Innovatio’s “Rule 16(c)(2) Motion for Entry of Protocol for Collection of Electronic Evidence and Preliminary Ruling on Admissibility of Evidence Collected Therefrom” (Dkt. No. 329) is granted. Innovatio may collect information from the defendants’ public-facing Wi-Fi networks according to its proposed protocol. (Dkt. No. 329, Ex. A.)

. At least some of Innovatio’s initial sniffing efforts proceeded with an unmodified version *891of the software that did preserve the contents of the wireless communications.

. The checksum is the output of an algorithm that is run on a data packet both before and after transmission to ensure that the data packet has not been corrupted. (Dkt. No. 384, at 5 n. 4.) If the algorithm produces the same output both before and after transmission, the data packet is deemed valid; otherwise, it is discarded as corrupt. (Id.)

. The court uses the term “defendants” to refer collectively to both the Wireless Internet Users and the Manufacturers, who are technically declaratory judgment plaintiffs.

. Innovatio also contends that the defendants and their customers have consented to Innovatio's sniffing efforts. Although the defendants agreed that "Innovatio may use commercially-available network analyzers to collect information allegedly regarding the identity (e.g., SSID, manufacturer and MAC address), configuration and use of the allegedly infringing networks” (Dkt. No. 218 ¶ 9), however, they did not consent to allowing Innovatio to collect the substantive communications sent over the Wi-Fi networks. As for the customers, Innovatio presents evidence that several of the defendants require customers to agree to a waiver of privacy rights before accessing the defendants’ Wi-Fi networks. (Dkt. No. 329, at 7; Dkt. No. 384, at 9-13.) There is no evidence about how many of the defendants require such a waiver, however, nor does Innovatio provide legal analysis of the language of each waiver to determine if it waives the protections of the Wiretap Act against the sniffing of a third party. The court will not merely assume that all defendants require customers to agree to language waiving the protections of the Wiretap Act.

. Id. The court rejected the argument that "readily accessible to the general public” should be defined according to the definition in 18 U.S.C. § 2510(16), which defines the phrase "with respect to a radio communication.” Although Wi-Fi networks operate through the use of radio waves, the court held that the definition applies to only "traditional radio services,” and not to Wi-Fi technology. Id. at 1081. The defendants do not argue that the § 2510(16) definition should apply here. The court thus assumes, without deciding, that § 2510(16) does not apply in this case, and that the court should give the phrase "readily accessible to the general public” its ordinary meaning. Hamilton v. Lanning, - U.S. -, 130 S.Ct. 2464, 2471, 177 L.Ed.2d 23 (2010) (" 'When terms used in a statute are undefined, we give them their ordinary meaning.’ ” (quoting Asgrow6 Seed Co. v. Winterboer, 513 U.S. 179, 187, 115 S.Ct 788, 130 L.Ed.2d 682 (1995))).

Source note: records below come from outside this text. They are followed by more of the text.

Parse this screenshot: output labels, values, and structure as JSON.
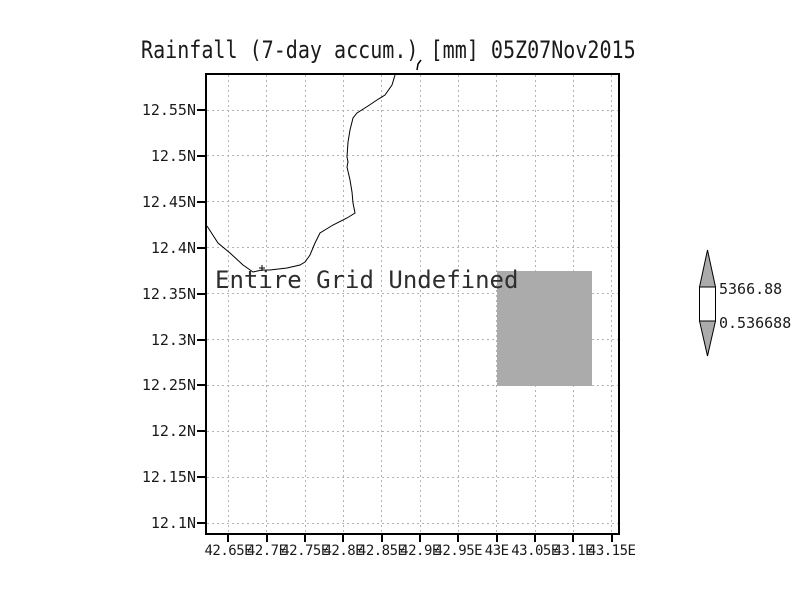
{
  "title": "Rainfall (7-day accum.) [mm] 05Z07Nov2015",
  "annotation": "Entire Grid Undefined",
  "y_axis": {
    "ticks": [
      "12.55N",
      "12.5N",
      "12.45N",
      "12.4N",
      "12.35N",
      "12.3N",
      "12.25N",
      "12.2N",
      "12.15N",
      "12.1N"
    ]
  },
  "x_axis": {
    "ticks": [
      "42.65E",
      "42.7E",
      "42.75E",
      "42.8E",
      "42.85E",
      "42.9E",
      "42.95E",
      "43E",
      "43.05E",
      "43.1E",
      "43.15E"
    ]
  },
  "colorbar": {
    "top_label": "5366.88",
    "bottom_label": "0.536688"
  },
  "colors": {
    "grid_line": "#b3b3b3",
    "undefined_fill": "#ababab",
    "coastline": "#000000",
    "text": "#1a1a1a"
  },
  "chart_data": {
    "type": "map",
    "title": "Rainfall (7-day accum.) [mm] 05Z07Nov2015",
    "status_annotation": "Entire Grid Undefined",
    "x_tick_labels": [
      "42.65E",
      "42.7E",
      "42.75E",
      "42.8E",
      "42.85E",
      "42.9E",
      "42.95E",
      "43E",
      "43.05E",
      "43.1E",
      "43.15E"
    ],
    "y_tick_labels": [
      "12.55N",
      "12.5N",
      "12.45N",
      "12.4N",
      "12.35N",
      "12.3N",
      "12.25N",
      "12.2N",
      "12.15N",
      "12.1N"
    ],
    "grid": "dotted",
    "legend_position": "right",
    "colorbar_labels": [
      "5366.88",
      "0.536688"
    ],
    "colorbar_values": [
      5366.88,
      0.536688
    ],
    "shaded_undefined_region": {
      "lon_min": 43.0,
      "lon_max": 43.125,
      "lat_min": 12.25,
      "lat_max": 12.375
    },
    "coastline_shown": true
  }
}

. The parties argue briefly in footnotes about whether Innovatio should be allowed to sniff the defendants' private networks that are not available to the public. (See Dkt. No. 329, at 5-6 n. 3; Dkt. No. 349, at 8 n. 6.) The court declines to address that question at this time because the protocol that Innovatio has moved the court to approve applies by its terms only to "Public-facing Networks.” (Dkt. No. 329, Ex. A.) In approving that protocol, therefore, the court need not address the propriety of sniffing private networks. If Innovatio desires to sniff private networks, the court encourages the parties to confer and to attempt to agree on an appropriate protocol for that activity.